Totem e tabù

Immigrazione e diritti delle donne: ciò che la sinistra non dice. E non fa

di Massimo Gagliardi, giornalista


La sinistra italiana, a parte alcune importanti eccezioni, ha fatto dell’universalismo accogliente un TOTEM senza se e senza ma. Soprattutto nella narrazione giovanile. Chi viene viene. Al resto (servizi, alloggi, lavoro, integrazione, disparità sociali), ci si penserà. Ecco a parer nosto il primo, enorme errore. Errore politico, errore di governo ma soprattutto errore di presunzione e di classe. Sì, di classe. Che valore ha ospitare della gente di cui poi non ti occupi, o non ti puoi occupare, più? Che finisce per strada anche quando il sistema Sprar funziona? Insomma diciamo di accoglierli e poi li abbandoniamo al loro destino. Tanto noi, bene o male, una casa ce l’abbiamo e un reddito di cittadinanza anche. Se poi scelgono come forma di sostentamento di spacciare, ce la prenderemo con Salvini che citofona al campanello sbagliato. E se qualche nostro concittadino è costretto a conviverci e per questo non voterà più a sinistra, ce la prenderemo con le élite del Pd che non avevano capito niente. È così che pensiamo di integrarci, loro con noi e noi con loro?

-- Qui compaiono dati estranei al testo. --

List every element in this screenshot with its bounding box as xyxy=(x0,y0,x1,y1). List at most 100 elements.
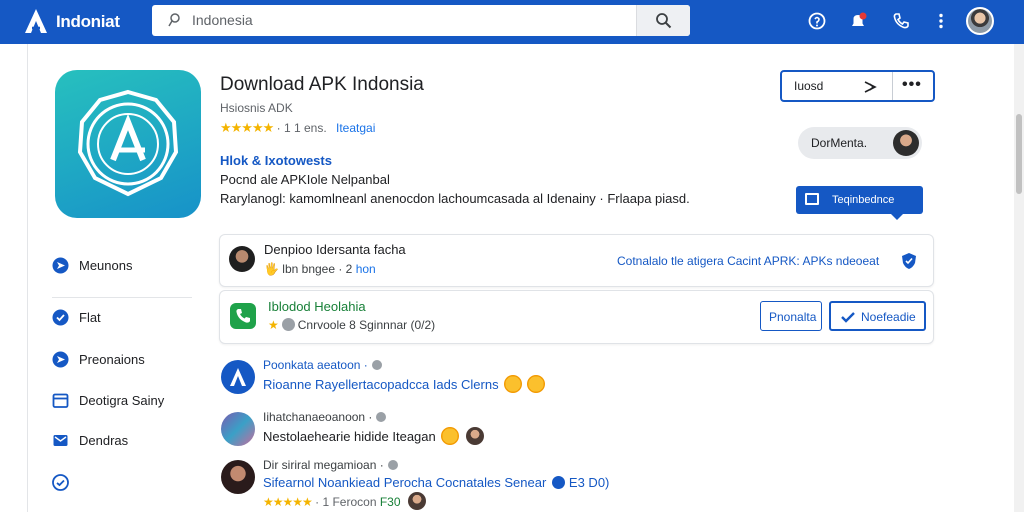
rating-text: · 1 Ferocon xyxy=(315,495,377,509)
tool-button-group: Iuosd ••• xyxy=(780,70,935,102)
feed-item[interactable]: Dir siriral megamioan · Sifearnol Noanki… xyxy=(221,458,681,510)
app-card-meta-text: Cnrvoole 8 Sginnnar (0/2) xyxy=(297,318,436,332)
avatar xyxy=(221,412,255,446)
divider xyxy=(892,72,893,100)
sidebar-item-flat[interactable]: Flat xyxy=(52,308,192,328)
window-icon xyxy=(805,193,819,205)
notifications-icon[interactable] xyxy=(848,11,868,31)
scrollbar-thumb[interactable] xyxy=(1016,114,1022,194)
logo-icon[interactable] xyxy=(22,7,50,35)
app-card-meta: ★ Cnrvoole 8 Sginnnar (0/2) xyxy=(268,318,435,332)
brand-logo-icon xyxy=(230,368,246,386)
feed-item-author: Poonkata aeatoon · xyxy=(263,358,368,372)
primary-action-label: Teqinbednce xyxy=(832,194,895,206)
check-circle-icon xyxy=(52,474,69,491)
help-icon[interactable] xyxy=(807,11,827,31)
app-card[interactable]: Iblodod Heolahia ★ Cnrvoole 8 Sginnnar (0… xyxy=(219,290,934,344)
feed-item-text: Nestolaehearie hidide Iteagan xyxy=(263,429,436,444)
account-chip[interactable]: DorMenta. xyxy=(798,127,922,159)
feed-item-body: Sifearnol Noankiead Perocha Cocnatales S… xyxy=(263,475,609,490)
sidebar-item-label: Deotigra Sainy xyxy=(79,393,165,408)
feed-item-text: Rioanne Rayellertacopadcca Iads Clerns xyxy=(263,377,499,392)
chip-avatar xyxy=(893,130,919,156)
shield-icon[interactable] xyxy=(901,252,917,270)
more-vert-icon[interactable] xyxy=(931,11,951,31)
section-heading[interactable]: Hlok & Ixotowests xyxy=(220,153,332,168)
emoji-icon xyxy=(440,427,459,445)
rating-text: · 1 1 ens. xyxy=(276,121,327,135)
emoji-icon xyxy=(503,375,522,393)
sidebar-item-label: Preonaions xyxy=(79,352,145,367)
rating-stars: ★★★★★ xyxy=(263,495,313,509)
send-icon xyxy=(52,257,69,274)
hand-icon: 🖐 xyxy=(264,262,279,276)
more-button[interactable]: ••• xyxy=(902,76,922,94)
secondary-button-label: Pnonalta xyxy=(769,310,817,324)
card-meta-link[interactable]: hon xyxy=(356,262,376,276)
calendar-icon xyxy=(52,393,69,408)
app-title: Download APK Indonsia xyxy=(220,74,424,95)
card-title: Denpioo Idersanta facha xyxy=(264,242,406,257)
install-button[interactable]: Noefeadie xyxy=(829,301,926,331)
rating-green-text: F30 xyxy=(379,495,401,509)
emoji-icon xyxy=(526,375,545,393)
avatar xyxy=(229,246,255,272)
face-icon xyxy=(465,427,484,445)
card-meta: 🖐 lbn bngee · 2 hon xyxy=(264,262,376,276)
brand-name[interactable]: Indoniat xyxy=(56,12,120,32)
share-icon[interactable] xyxy=(862,79,878,95)
feed-item-header: Iihatchanaeoanoon · xyxy=(263,410,387,424)
primary-action-button[interactable]: Teqinbednce xyxy=(796,186,923,220)
chip-label: DorMenta. xyxy=(811,136,868,150)
check-icon xyxy=(841,312,855,323)
sidebar-item-deotigra-sainy[interactable]: Deotigra Sainy xyxy=(52,391,192,411)
sidebar-item-meunons[interactable]: Meunons xyxy=(52,256,192,276)
feed-item[interactable]: Iihatchanaeoanoon · Nestolaehearie hidid… xyxy=(221,410,681,454)
avatar xyxy=(221,360,255,394)
feed-item[interactable]: Poonkata aeatoon · Rioanne Rayellertacop… xyxy=(221,358,681,402)
rating-stars: ★★★★★ xyxy=(220,120,274,135)
pin-icon xyxy=(168,13,180,27)
search-bar[interactable]: Indonesia xyxy=(152,5,690,36)
description-line-1: Pocnd ale APKIole Nelpanbal xyxy=(220,172,390,187)
search-icon xyxy=(656,13,672,29)
app-card-title: Iblodod Heolahia xyxy=(268,299,366,314)
send-icon xyxy=(52,351,69,368)
sidebar-item-more[interactable] xyxy=(52,473,192,493)
search-input[interactable]: Indonesia xyxy=(192,12,253,28)
check-circle-icon xyxy=(52,309,69,326)
user-avatar[interactable] xyxy=(966,7,994,35)
feed-item-rating: ★★★★★ · 1 Ferocon F30 xyxy=(263,492,426,510)
rating-row: ★★★★★ · 1 1 ens. Iteatgai xyxy=(220,120,375,136)
sidebar-item-label: Dendras xyxy=(79,433,129,448)
feed-item-text: Sifearnol Noankiead Perocha Cocnatales S… xyxy=(263,475,547,490)
info-card[interactable]: Denpioo Idersanta facha 🖐 lbn bngee · 2 … xyxy=(219,234,934,287)
top-bar: Indoniat Indonesia xyxy=(0,0,1024,44)
sidebar-item-dendras[interactable]: Dendras xyxy=(52,431,192,451)
secondary-button[interactable]: Pnonalta xyxy=(760,301,822,331)
app-icon xyxy=(55,70,201,218)
avatar xyxy=(221,460,255,494)
sidebar-item-label: Meunons xyxy=(79,258,133,273)
settings-icon[interactable] xyxy=(376,412,387,422)
verified-icon xyxy=(552,476,566,489)
user-icon xyxy=(281,318,295,331)
star-icon: ★ xyxy=(268,318,279,332)
face-icon xyxy=(407,492,426,510)
scrollbar[interactable] xyxy=(1014,44,1024,512)
feed-item-author: Iihatchanaeoanoon · xyxy=(263,410,373,424)
settings-icon[interactable] xyxy=(387,460,398,470)
rating-link[interactable]: Iteatgai xyxy=(336,121,375,135)
sidebar-item-preonaions[interactable]: Preonaions xyxy=(52,350,192,370)
tool-button[interactable]: Iuosd xyxy=(794,79,823,93)
card-link[interactable]: Cotnalalo tle atigera Cacint APRK: APKs … xyxy=(617,254,879,268)
feed-item-suffix: E3 D0) xyxy=(568,475,610,490)
search-button[interactable] xyxy=(636,5,690,36)
settings-icon[interactable] xyxy=(371,360,382,370)
sidebar-divider xyxy=(52,297,192,298)
feed-item-header: Poonkata aeatoon · xyxy=(263,358,382,372)
app-subtitle: Hsiosnis ADK xyxy=(220,101,293,115)
app-card-icon xyxy=(230,303,256,329)
phone-icon[interactable] xyxy=(891,11,911,31)
feed-item-header: Dir siriral megamioan · xyxy=(263,458,398,472)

E se d’integrazione vogliamo parlare per confrontarci con questi nostri nuovi concittadini, non possiamo evitare la questione delle donne immigrate, cittadine italiane a tutti gli effetti, al pari di noi. Il nostro TABÙ  è  grande come una montagna: non disturbare l’immigrato che a casa picchia sua moglie, che la segrega tra quattro mura e le impedisce finanche di parlare l’italiano. Ci sarebbe molto da distinguere ma oggi si vuole parlare di casi limite proprio per dimostrare la nostra assenza su questo fronte. La questione delle donne immigrate è un tabù che va demolito. Se non lo si affronta non ci sarà mai la tanto invocata integrazione. Quarant’anni di femminismo non sono bastati per pareggiare gli stipendi di donne e uomini, per le carriere, per crescere assieme i figli o per ridurre i femminicidi. Ma se noi maschi alfa scendevamo in piazza con le femministe quaranta anni fa, per i diritti delle donne immigrate, italiane come noi, non se la sente nessuno di lottare?

Guardiamoci attorno, ne vedremo pochissime andare in giro o a fare la spesa da sole. E provate a entrare in un consultorio: spesso è il marito che parla (e decide)  per mogli e  figlie. Scene che considereremmo umilianti per le donne italiane e invece accettiamo in silenzio per quelle immigrate. È così che pensiamo di fare integrazione? La stragrande maggioranza di loro non esce in casa. Si dirà, è la loro cultura e non ci permettiamo di discutere. Però giustamente discutevamo quando in Italia c’era ancora il delitto d’onore. E non era poi tanto tempo fa. Non parliamo dei casi di cronaca nera: ragazze rispedite ai paesi d’origine per i matrimoni combinati, ragazze pestate per una notte in discoteca o per una gonna troppo corta, un rossetto troppo vivace. Padri che uccidono le figlie “vestite come una puttana”. E noi zitti? Dove sono quelle anime candide che rivendicano il diritto alla diversità? Ma tu sei bisex, queer, cisgender o che? 

I diritti li stiamo frantumando in pezzetti così minuscoli che ci sono sempre nuove minitribù. Il fatto inquietante è che, in nome della diversità, ogni tribù, come tutte le tribù, è chiusa in sé stessa, impegnata nella spasmodica difesa del suo particulare. E al diavolo le donne immigrate segregate dai mariti. Chissenefrega.